Choosing and preparing your successor trustee
Select someone organized, trustworthy, and able to communicate with beneficiaries and professionals. Provide them with:
- A copy of the trust and any amendments
- An updated asset and contact list
- Information about advisors (CPA, attorney, financial planner)
- Secure access instructions for digital assets where appropriate
Consider professional or corporate trustees if your plan is complex or if family dynamics are challenging.
When to review and update your plan
Revisit your plan when you move, marry, divorce, have a child, buy or sell real estate or a business, experience significant portfolio changes, or when tax laws or Maryland statutes change. Regular reviews help keep titles, deeds, and designations aligned.
Practical tips
- Keep a simple one-page funding checklist with account numbers and who to contact.
- After each home refinance, confirm title is retitled back into the trust.
- Set calendar reminders to review beneficiary designations annually.
- Give your successor trustee read-only access where possible to speed administration.
Trust funding checklist
- Open trust bank/brokerage accounts and move balances.
- Record new deeds for Maryland real estate into the trust.
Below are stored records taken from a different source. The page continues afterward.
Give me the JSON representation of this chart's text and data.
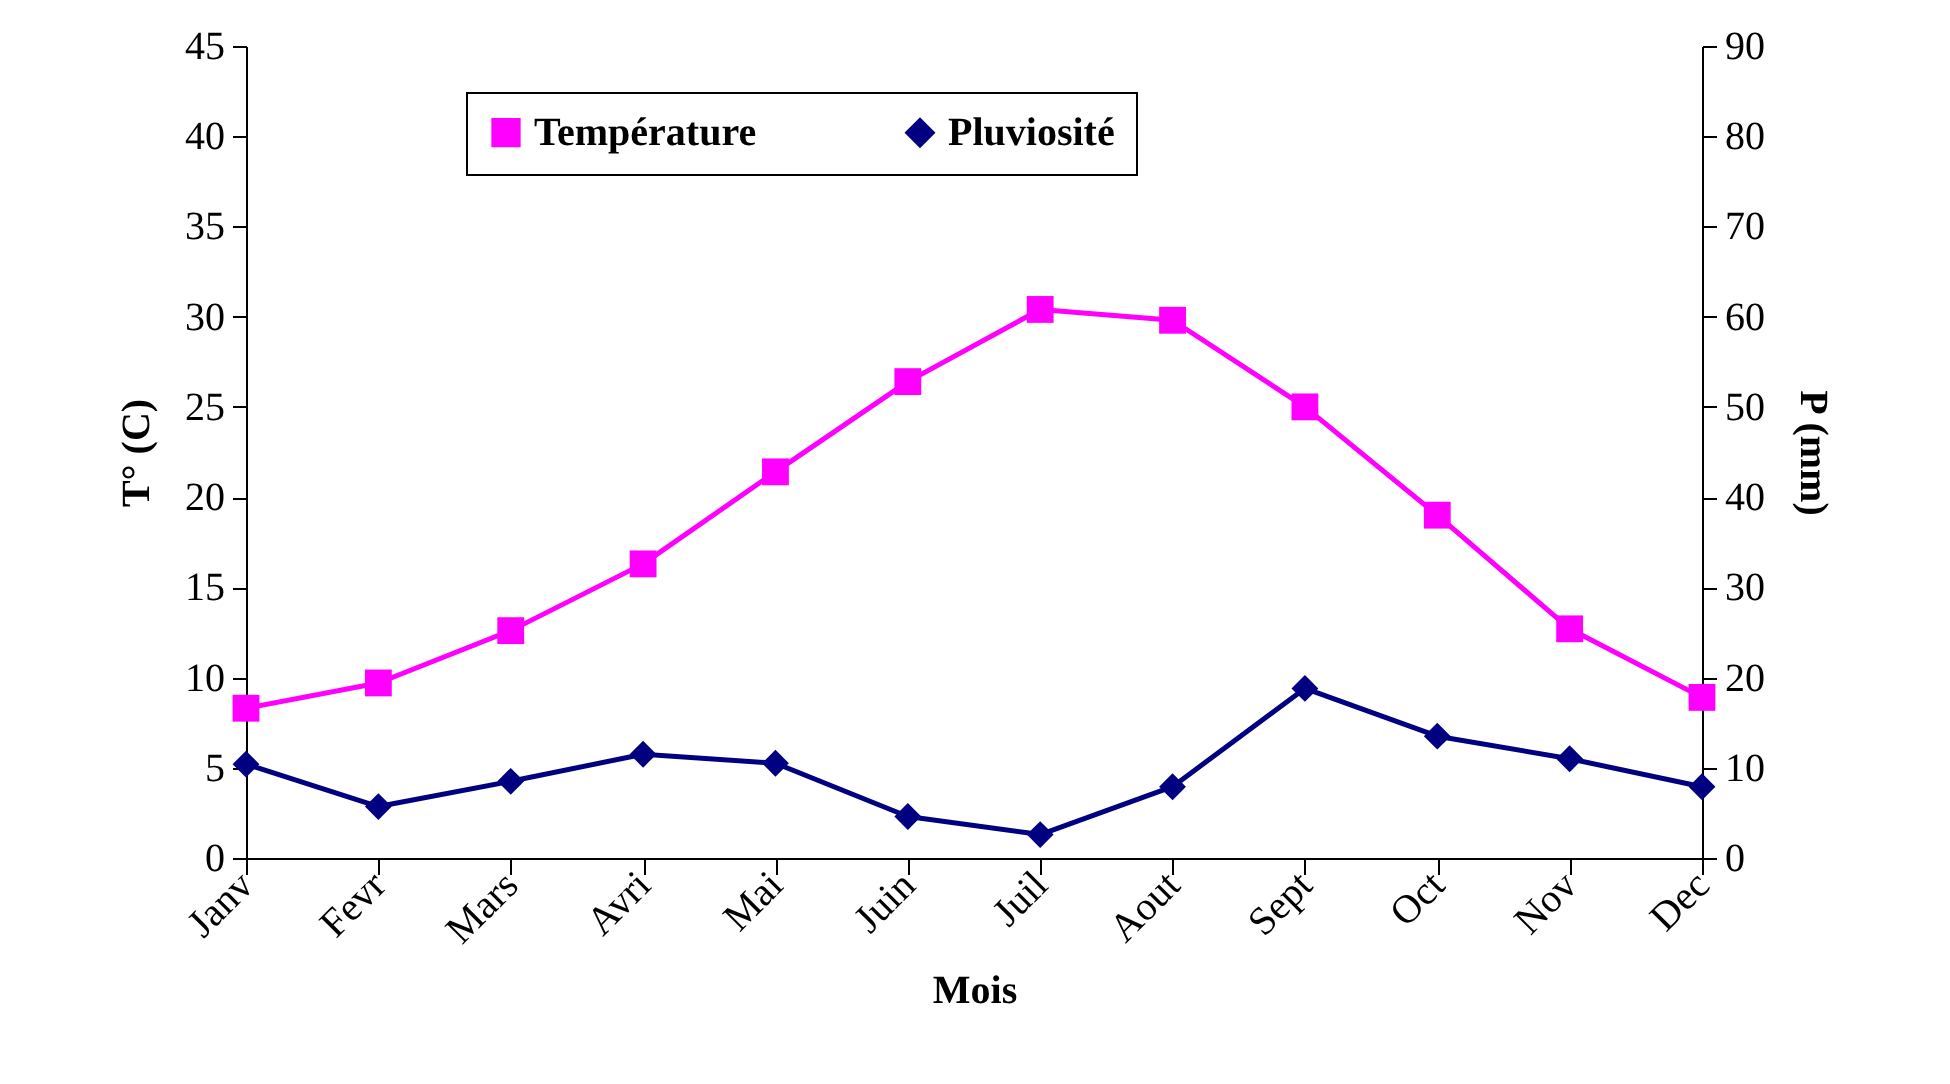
{
  "chart_data": {
    "type": "line",
    "xlabel": "Mois",
    "ylabel": "T° (C)",
    "y2label": "P (mm)",
    "categories": [
      "Janv",
      "Fevr",
      "Mars",
      "Avri",
      "Mai",
      "Juin",
      "Juil",
      "Aout",
      "Sept",
      "Oct",
      "Nov",
      "Dec"
    ],
    "series": [
      {
        "name": "Température",
        "color": "#ff00ff",
        "marker": "square",
        "values": [
          8.3,
          9.7,
          12.6,
          16.3,
          21.4,
          26.4,
          30.4,
          29.8,
          25.0,
          19.0,
          12.7,
          8.9
        ]
      },
      {
        "name": "Pluviosité",
        "color": "#000080",
        "marker": "diamond",
        "axis": "y2",
        "values": [
          10.4,
          5.7,
          8.5,
          11.5,
          10.5,
          4.6,
          2.6,
          7.9,
          18.8,
          13.5,
          11.0,
          7.9
        ]
      }
    ],
    "ylim": [
      0,
      45
    ],
    "yticks": [
      0,
      5,
      10,
      15,
      20,
      25,
      30,
      35,
      40,
      45
    ],
    "y2lim": [
      0,
      90
    ],
    "y2ticks": [
      0,
      10,
      20,
      30,
      40,
      50,
      60,
      70,
      80,
      90
    ],
    "grid": false,
    "legend": "top",
    "line_style": "solid"
  }
}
- Update business interest assignments or membership ledgers.
- Confirm life insurance and annuity beneficiaries.
- Coordinate retirement account beneficiaries with tax goals.
- List digital assets and password vault instructions.
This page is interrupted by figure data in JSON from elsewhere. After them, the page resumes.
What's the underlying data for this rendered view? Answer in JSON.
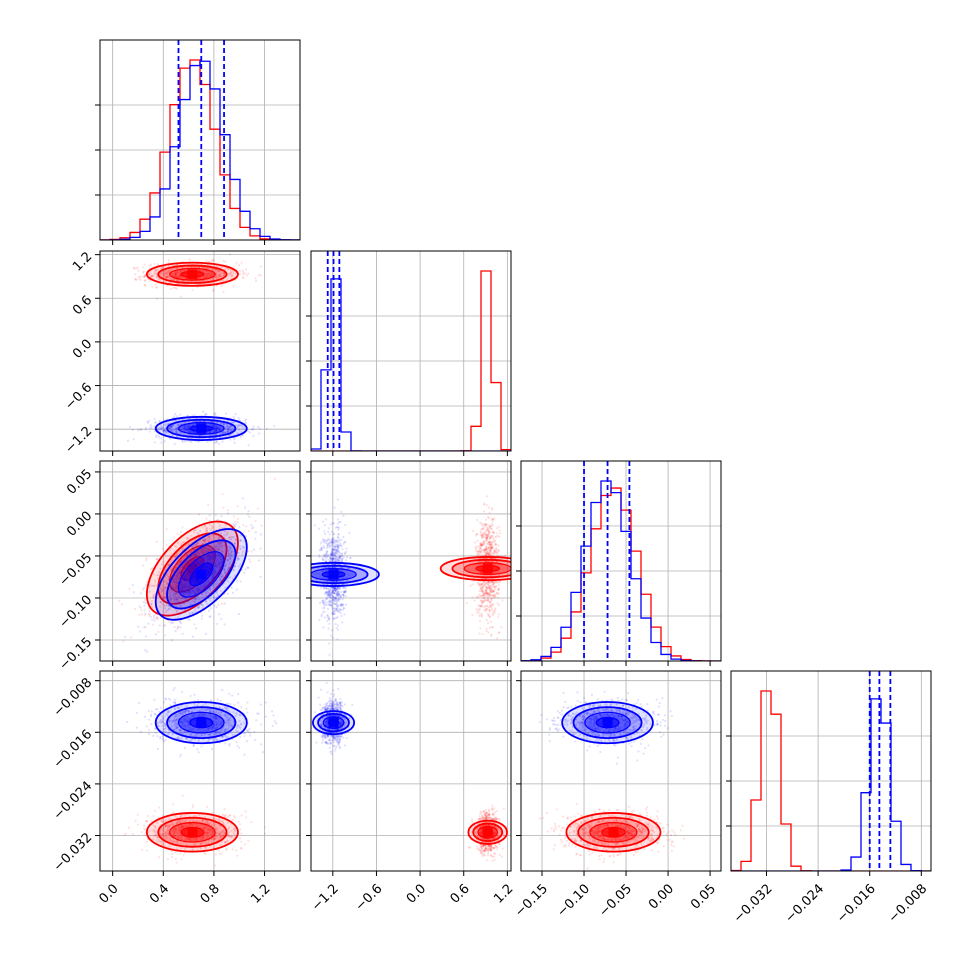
{
  "chart_data": {
    "type": "corner",
    "grid": true,
    "colors": {
      "a": "#ff0000",
      "b": "#0000ff"
    },
    "series": [
      {
        "color": "#ff0000",
        "params": [
          {
            "mean": 0.63,
            "std": 0.18
          },
          {
            "mean": 0.93,
            "std": 0.08
          },
          {
            "mean": -0.065,
            "std": 0.028
          },
          {
            "mean": -0.0315,
            "std": 0.0015
          }
        ]
      },
      {
        "color": "#0000ff",
        "params": [
          {
            "mean": 0.7,
            "std": 0.18
          },
          {
            "mean": -1.19,
            "std": 0.08
          },
          {
            "mean": -0.072,
            "std": 0.027
          },
          {
            "mean": -0.0145,
            "std": 0.0016
          }
        ]
      }
    ],
    "correlations": [
      {
        "i": 2,
        "j": 0,
        "series": 0,
        "rho": 0.55
      },
      {
        "i": 2,
        "j": 0,
        "series": 1,
        "rho": 0.6
      }
    ],
    "quantile_lines": {
      "color": "#0000ff",
      "values": [
        [
          0.52,
          0.7,
          0.88
        ],
        [
          -1.27,
          -1.19,
          -1.11
        ],
        [
          -0.1,
          -0.072,
          -0.046
        ],
        [
          -0.016,
          -0.0145,
          -0.0128
        ]
      ]
    },
    "axes": [
      {
        "range": [
          -0.1,
          1.48
        ],
        "ticks": [
          0.0,
          0.4,
          0.8,
          1.2
        ],
        "tick_labels": [
          "0.0",
          "0.4",
          "0.8",
          "1.2"
        ]
      },
      {
        "range": [
          -1.5,
          1.25
        ],
        "ticks": [
          -1.2,
          -0.6,
          0.0,
          0.6,
          1.2
        ],
        "tick_labels": [
          "−1.2",
          "−0.6",
          "0.0",
          "0.6",
          "1.2"
        ]
      },
      {
        "range": [
          -0.175,
          0.063
        ],
        "ticks": [
          -0.15,
          -0.1,
          -0.05,
          0.0,
          0.05
        ],
        "tick_labels": [
          "−0.15",
          "−0.10",
          "−0.05",
          "0.00",
          "0.05"
        ]
      },
      {
        "range": [
          -0.0375,
          -0.0065
        ],
        "ticks": [
          -0.032,
          -0.024,
          -0.016,
          -0.008
        ],
        "tick_labels": [
          "−0.032",
          "−0.024",
          "−0.016",
          "−0.008"
        ]
      }
    ],
    "xlabel": "",
    "ylabel": "",
    "title": ""
  }
}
- Sign a pour-over will and durable power of attorney.
FAQ
Does a revocable trust avoid all probate in Maryland?
No. Only assets properly titled in the trust (or passing by beneficiary designation or survivorship) avoid probate. Anything left in your individual name without beneficiaries may require probate.
Do I lose control of my assets?
No. While you are alive and competent, you typically serve as trustee and can amend or revoke the trust at any time.
Should my trust be the beneficiary of my IRA?
Often no, but it depends. Many people name individuals to preserve tax deferral. Using a trust as beneficiary can be appropriate for minor or spendthrift beneficiaries. Get Maryland-specific and tax advice.
Will a revocable trust reduce Maryland estate or inheritance taxes?
No. A revocable trust by itself is not a tax-saving tool, though it can be combined with other strategies that may reduce taxes.
Ready to create or update your Maryland revocable living trust? Contact us to get started.
Getting started
An attorney can tailor a Maryland revocable trust to your goals, advise on deed transfers and potential tax exemptions, coordinate beneficiary designations, and prepare companion documents like a pour-over will, powers of attorney, and health care directives. If you are ready to begin, contact our team.
References
- Maryland Judiciary, Wills, Estates & Probate: https://www.mdcourts.gov/legalhelp/willsandprobate
- Comptroller of Maryland, Estate Tax: https://taxes.marylandtaxes.gov/individuals/estate-and-fiduciary-taxes/estate-tax/
- Comptroller of Maryland, Inheritance Tax: https://taxes.marylandtaxes.gov/individuals/inheritance-tax/
- Maryland Department of Assessments & Taxation, State Transfer Tax: https://dat.maryland.gov/realproperty/Pages/StateTransferTax.aspx
- Maryland Judiciary, Small Estate Booklet (Orphans’ Court): https://www.mdcourts.gov/sites/default/files/import/orphanscourt/pdfs/smallestatebooklet.pdf
Disclaimer
This article provides general information about Maryland revocable living trusts and is not legal, tax, or financial advice. Reading it does not create an attorney-client relationship. Laws and procedures change, and outcomes vary by facts. Consult a qualified Maryland attorney for advice about your situation.